Era por la mañana, salí a regar nuestras plantas y darle de comer a las gallinas, pues en la iglesia tenemos un corral. Un ombre de altura media, cabello medio larguillo y marrón se acercó, iba en un burro y con varias bolsas, pero lo que mas me extrañó fue que llevaba una jaula, lo primero que pensé era que quería venderme mas gallinas, pero en vez de esto, llevaba un perro.

¿Pero no le da vergüenza llevar un pobre perro en una jaula en vez de
llevarlo amarrado? le dije al mercader.
Mire, yo solo quiero ofrecerselo, es un perro muy raro, y ha tenido
varios dueños, así que para terminar se lo traje a usted.
Y, ¿para qué quiero yo un perro?

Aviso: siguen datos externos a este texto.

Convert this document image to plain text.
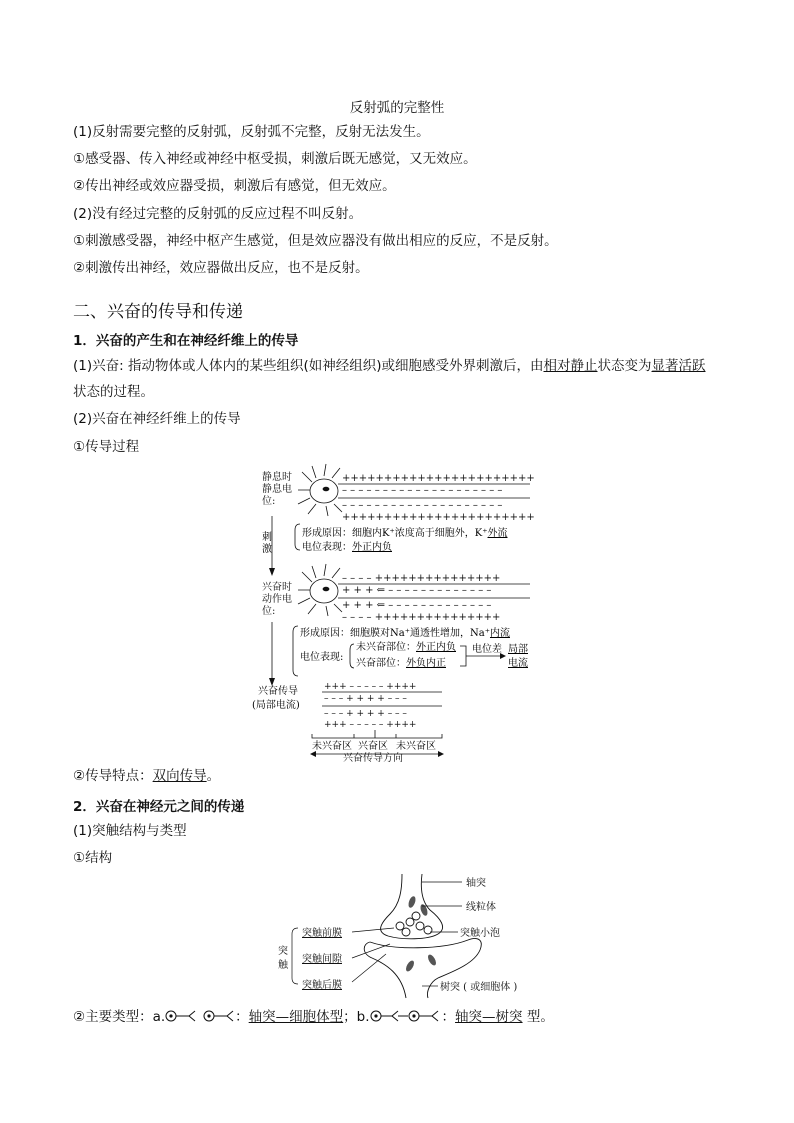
反射弧的完整性
(1)反射需要完整的反射弧，反射弧不完整，反射无法发生。
①感受器、传入神经或神经中枢受损，刺激后既无感觉，又无效应。
②传出神经或效应器受损，刺激后有感觉，但无效应。
(2)没有经过完整的反射弧的反应过程不叫反射。
①刺激感受器，神经中枢产生感觉，但是效应器没有做出相应的反应，不是反射。
②刺激传出神经，效应器做出反应，也不是反射。
二、兴奋的传导和传递
1．兴奋的产生和在神经纤维上的传导
(1)兴奋: 指动物体或人体内的某些组织(如神经组织)或细胞感受外界刺激后，由相对静止状态变为显著活跃
状态的过程。
(2)兴奋在神经纤维上的传导
①传导过程
静息时
静息电
位:
+++++++++++++++++++++++
– – – – – – – – – – – – – – – – – – – –
– – – – – – – – – – – – – – – – – – – –
+++++++++++++++++++++++
刺
激
形成原因：细胞内K⁺浓度高于细胞外，K⁺外流
电位表现：外正内负
兴奋时
动作电
位:
– – – – +++++++++++++++
+ + + ⇐ – – – – – – – – – – – – –
+ + + ⇐ – – – – – – – – – – – – –
– – – – +++++++++++++++
形成原因：细胞膜对Na⁺通透性增加，Na⁺内流
电位表现:
未兴奋部位：外正内负
兴奋部位：外负内正
电位差 局部
电流
兴奋传导
(局部电流)
+++ – – – – – ++++
– – – + + + + – – –
– – – + + + + – – –
+++ – – – – – ++++
未兴奋区 兴奋区 未兴奋区
兴奋传导方向
②传导特点：双向传导。
2．兴奋在神经元之间的传递
(1)突触结构与类型
①结构
轴突
线粒体
突触小泡
突
触
突触前膜
突触间隙
突触后膜	树突 ( 或细胞体 )
②主要类型：a.	：轴突—细胞体型；b.	：轴突—树突 型。
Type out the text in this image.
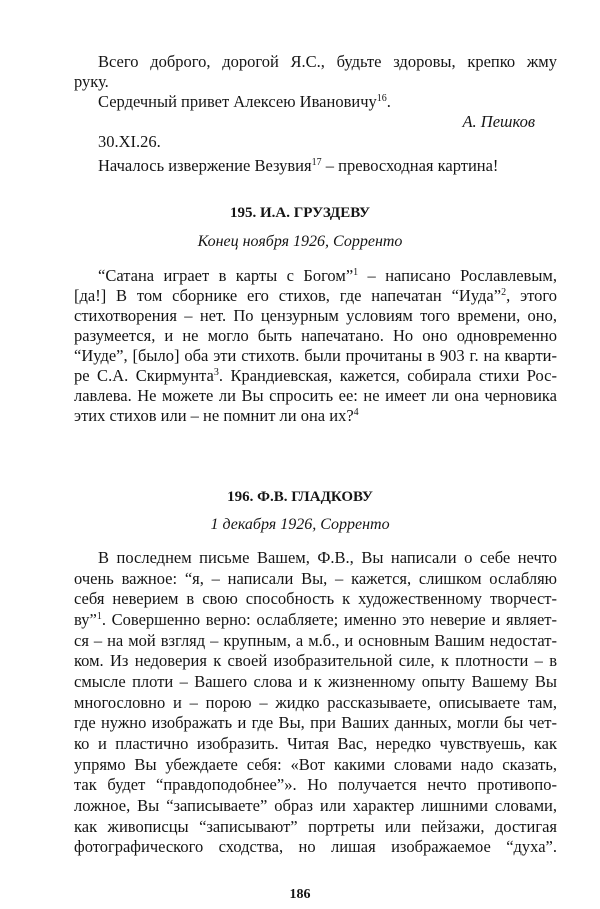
Всего доброго, дорогой Я.С., будьте здоровы, крепко жму
руку.
Сердечный привет Алексею Ивановичу$^{16}$.
А. Пешков
30.XI.26.
Началось извержение Везувия$^{17}$ – превосходная картина!
195. И.А. ГРУЗДЕВУ
Конец ноября 1926, Сорренто
“Сатана играет в карты с Богом”$^1$ – написано Рославлевым,
[да!] В том сборнике его стихов, где напечатан “Иуда”$^2$, этого
стихотворения – нет. По цензурным условиям того времени, оно,
разумеется, и не могло быть напечатано. Но оно одновременно
“Иуде”, [было] оба эти стихотв. были прочитаны в 903 г. на кварти-
ре С.А. Скирмунта$^3$. Крандиевская, кажется, собирала стихи Рос-
лавлева. Не можете ли Вы спросить ее: не имеет ли она черновика
этих стихов или – не помнит ли она их?$^4$
196. Ф.В. ГЛАДКОВУ
1 декабря 1926, Сорренто
В последнем письме Вашем, Ф.В., Вы написали о себе нечто
очень важное: “я, – написали Вы, – кажется, слишком ослабляю
себя неверием в свою способность к художественному творчест-
ву”$^1$. Совершенно верно: ослабляете; именно это неверие и являет-
ся – на мой взгляд – крупным, а м.б., и основным Вашим недостат-
ком. Из недоверия к своей изобразительной силе, к плотности – в
смысле плоти – Вашего слова и к жизненному опыту Вашему Вы
многословно и – порою – жидко рассказываете, описываете там,
где нужно изображать и где Вы, при Ваших данных, могли бы чет-
ко и пластично изобразить. Читая Вас, нередко чувствуешь, как
упрямо Вы убеждаете себя: «Вот какими словами надо сказать,
так будет “правдоподобнее”». Но получается нечто противопо-
ложное, Вы “записываете” образ или характер лишними словами,
как живописцы “записывают” портреты или пейзажи, достигая
фотографического сходства, но лишая изображаемое “духа”.
186
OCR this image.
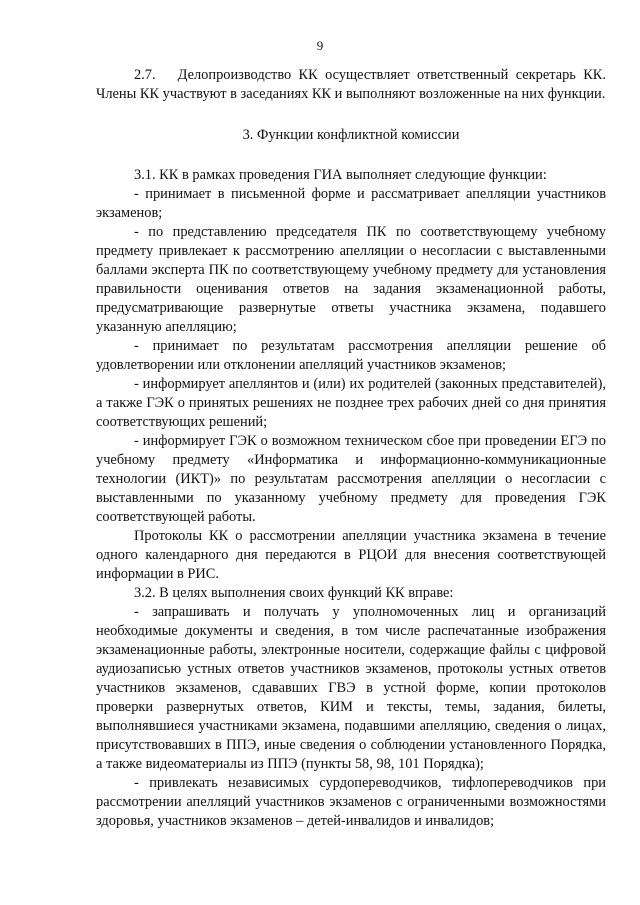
9

2.7.   Делопроизводство КК осуществляет ответственный секретарь КК. Члены КК участвуют в заседаниях КК и выполняют возложенные на них функции.

3. Функции конфликтной комиссии

3.1. КК в рамках проведения ГИА выполняет следующие функции:

- принимает в письменной форме и рассматривает апелляции участников экзаменов;

- по представлению председателя ПК по соответствующему учебному предмету привлекает к рассмотрению апелляции о несогласии с выставленными баллами эксперта ПК по соответствующему учебному предмету для установления правильности оценивания ответов на задания экзаменационной работы, предусматривающие развернутые ответы участника экзамена, подавшего указанную апелляцию;

- принимает по результатам рассмотрения апелляции решение об удовлетворении или отклонении апелляций участников экзаменов;

- информирует апеллянтов и (или) их родителей (законных представителей), а также ГЭК о принятых решениях не позднее трех рабочих дней со дня принятия соответствующих решений;

- информирует ГЭК о возможном техническом сбое при проведении ЕГЭ по учебному предмету «Информатика и информационно-коммуникационные технологии (ИКТ)» по результатам рассмотрения апелляции о несогласии с выставленными по указанному учебному предмету для проведения ГЭК соответствующей работы.

Протоколы КК о рассмотрении апелляции участника экзамена в течение одного календарного дня передаются в РЦОИ для внесения соответствующей информации в РИС.

3.2. В целях выполнения своих функций КК вправе:

- запрашивать и получать у уполномоченных лиц и организаций необходимые документы и сведения, в том числе распечатанные изображения экзаменационные работы, электронные носители, содержащие файлы с цифровой аудиозаписью устных ответов участников экзаменов, протоколы устных ответов участников экзаменов, сдававших ГВЭ в устной форме, копии протоколов проверки развернутых ответов, КИМ и тексты, темы, задания, билеты, выполнявшиеся участниками экзамена, подавшими апелляцию, сведения о лицах, присутствовавших в ППЭ, иные сведения о соблюдении установленного Порядка, а также видеоматериалы из ППЭ (пункты 58, 98, 101 Порядка);

- привлекать независимых сурдопереводчиков, тифлопереводчиков при рассмотрении апелляций участников экзаменов с ограниченными возможностями здоровья, участников экзаменов – детей-инвалидов и инвалидов;
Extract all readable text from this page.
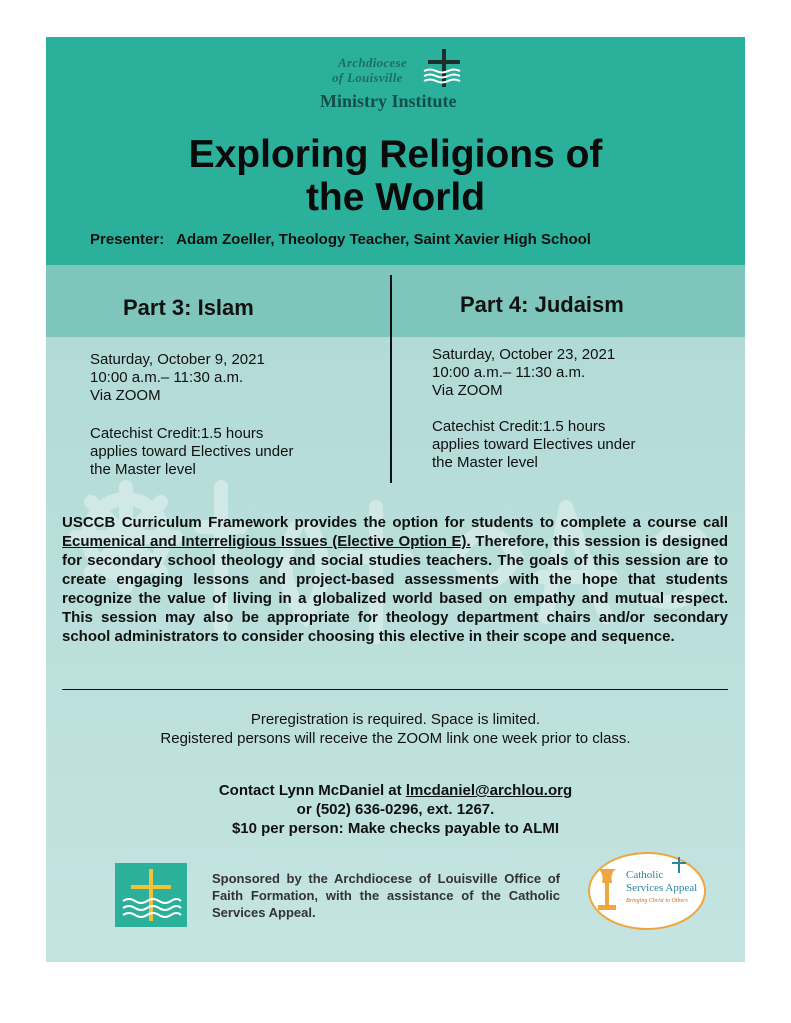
Archdiocese
of Louisville
Ministry Institute
Exploring Religions of
the World
Presenter:   Adam Zoeller, Theology Teacher, Saint Xavier High School
Part 3: Islam	Part 4: Judaism

Saturday, October 9, 2021

10:00 a.m.– 11:30 a.m.

Via ZOOM

Catechist Credit:1.5 hours

applies toward Electives under

the Master level

Saturday, October 23, 2021

10:00 a.m.– 11:30 a.m.

Via ZOOM

Catechist Credit:1.5 hours

applies toward Electives under

the Master level

USCCB Curriculum Framework provides the option for students to complete a course call Ecumenical and Interreligious Issues (Elective Option E). Therefore, this session is designed for secondary school theology and social studies teachers. The goals of this session are to create engaging lessons and project-based assessments with the hope that students recognize the value of living in a globalized world based on empathy and mutual respect. This session may also be appropriate for theology department chairs and/or secondary school administrators to consider choosing this elective in their scope and sequence.
Preregistration is required. Space is limited.
Registered persons will receive the ZOOM link one week prior to class.
Contact Lynn McDaniel at lmcdaniel@archlou.org
or (502) 636-0296, ext. 1267.
$10 per person: Make checks payable to ALMI
Sponsored by the Archdiocese of Louisville Office of Faith Formation, with the assistance of the Catholic Services Appeal.
Catholic
Services Appeal
Bringing Christ to Others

Ya tengo gallinas y plantas de las que
ocuparme.
Sí, pero yo se lo ruego, Padre.

Está bien, pero si el perro me da problemas, le escribiré una carta.

Vale.

El hombre sacó un papelillo y anotó la dirección a la que debía mandarla.
Dicho esto, el hombre se alejó dejando allí al animal.
A la mañana siguiente, fui a echarle de comer al perro, pero al acercarme a él, el crucifijo que llevaba colgado de mi cuellotambién se le acercó, y el perro se puso a ladrarle. Pensé que era un poco raro, pero no le dí importancia. Los siguientes tres días pasó lo mismo, y al cuarto acerqué mas el crucifijo al perro y este salió corriendo y ladrando. Escribí una carta al mercader en la que decía:

Querido Mercader:
El perro es un poco extraño, cada vez que le acerco mi crucifijo sale corriendo y ladrando. Le agradecería que viniera cuanto antes posible.

Así lo hizo, el mercader aparecío al día siguiente.
Me explicó todo:

La verdad es que el perro es un poco raro, porque tenía un dueño, invidente, al cruzar la carretera, el perro se despistó y el hombre fue arrollado por un coche, e incluso el perro se comió partes del cuerpo del dueño. La segunda dueña, invidente tambien, se calló por las escaleras, y la última, estaba esperando al metro, el perro hizo un mal movimiento y la chica calló en la via y fue descuartizada.

Al día siguiente, estuve convencido de que debía matar a ese perro, así que le eché veneno en la comida.
Se la sí, y el perro oliendola dijo:

¡Ja ja ja! Me has pillado eh...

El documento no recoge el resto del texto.